But his mental state wasn’t the only worrisome thing about him, many people speculated about his relationship with his mother. To her, he was the favorite child over his two brothers, that even when he moved to New York from Pittsburgh, he sent for her; deepening their overly attached relationship. This relationship inspired some of his works like the Campbell Soup paintings which was the food his mother prepared for him, and his Sleep movie, which was his first movie, a five hour movie of a man sleeping, which was inspired from a routine he and his mother had of watching each other sleep.
Warhol’s lack of confidence in himself and his looks was apparent in his attempt to surround himself with beautiful people. He tried to cover up his looks with wigs that made him look timeless and his black-and-white persona, taking his look recognition inspiration from Salvador Dali.
But the highlight of his life could be his transition from being a commercial artist into a “real” one. He was slowly turning himself into a “genuine fake”, another concept he helped come up with in the fashion industry. He considered everything he made a piece of art, but even then people didn’t consider him a real artist.
He turned everything commercial such as Brillo, Heinz, and Campbell into art, exhibited them, and forced people to think of them in a new light. His inspiration came from this one idea he had and kept reproducing and remaking through his entire career, that idea was pop art. He believed, “Once you’ve seen pop art, you could never see America in the same way again.”
He turned things like Polaroid pictures and photo booths into art. It was another way for him to use commercial products into art.
His studio, The Factory, was a famous gathering place that brought together distinguished intellectuals, drag queens, playwrights, Bohemian street people, Hollywood celebrities, and wealthy patrons, where he merely observed them rarely participating.
People were attracted to his factory because the “cameras were running”. There he made some of his first movies like Kiss and Haircut, it was there as well where he wanted to challenge the concept of movies being a ‘moving picture’ and made movies in which nothing moved, as his empire state building movie.
In his factory, he also experimented with a new form of portraits, where he had his ‘superstars’ pose for 3 minute films, with nothing in focus except their faces. He would leave the camera running and see how their poses change as seconds pass by, as their walls and guards fall down.

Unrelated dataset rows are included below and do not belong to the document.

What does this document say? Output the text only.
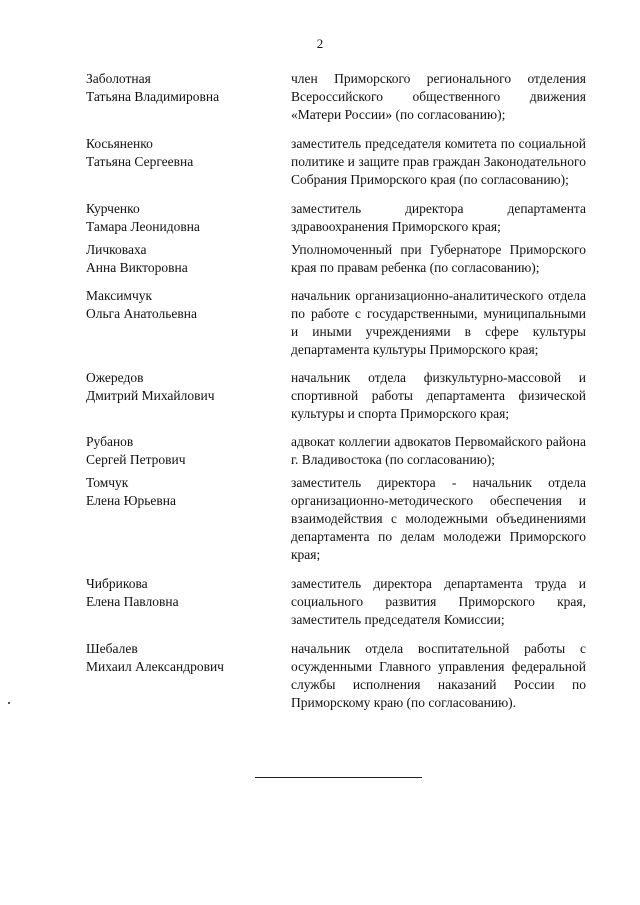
2
Заболотная
Татьяна Владимировна
член Приморского регионального отделения Всероссийского общественного движения «Матери России» (по согласованию);
Косьяненко
Татьяна Сергеевна
заместитель председателя комитета по социальной политике и защите прав граждан Законодательного Собрания Приморского края (по согласованию);
Курченко
Тамара Леонидовна
заместитель директора департамента здравоохранения Приморского края;
Личковаха
Анна Викторовна
Уполномоченный при Губернаторе Приморского края по правам ребенка (по согласованию);
Максимчук
Ольга Анатольевна
начальник организационно-аналитического отдела по работе с государственными, муниципальными и иными учреждениями в сфере культуры департамента культуры Приморского края;
Ожередов
Дмитрий Михайлович
начальник отдела физкультурно-массовой и спортивной работы департамента физической культуры и спорта Приморского края;
Рубанов
Сергей Петрович
адвокат коллегии адвокатов Первомайского района г. Владивостока (по согласованию);
Томчук
Елена Юрьевна
заместитель директора - начальник отдела организационно-методического обеспечения и взаимодействия с молодежными объединениями департамента по делам молодежи Приморского края;
Чибрикова
Елена Павловна
заместитель директора департамента труда и социального развития Приморского края, заместитель председателя Комиссии;
Шебалев
Михаил Александрович
начальник отдела воспитательной работы с осужденными Главного управления федеральной службы исполнения наказаний России по Приморскому краю (по согласованию).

One of his themes was choosing “brave heroines”, among two of his icons for this theme were Marilyn Monroe and Jackie Kennedy. Marilyn inspired him to create his infamous pop art series of her after her suicide. While Jackie evoked a lot of emotions in him after her husband’s assassination, as he made her into the beautiful widow not the glamorous first lady.
Warhol admitted liking to do everything the easiest way possible, and to achieve the biggest profit. He was poor so he appreciated money the most, and he kept his businessman mentality through his artistic transitions. He knew how to market himself, and while his work didn’t evoke any emotions; it did evoke a lot of questions.
He liked to experiment with people, which was apparent in his relationship with his stars. Warhol’s need for repetition could be seen as a commentary on the mass-production society he lived in; we could also attribute it to something neurotic, a compulsive obsessive reaction to the world around him.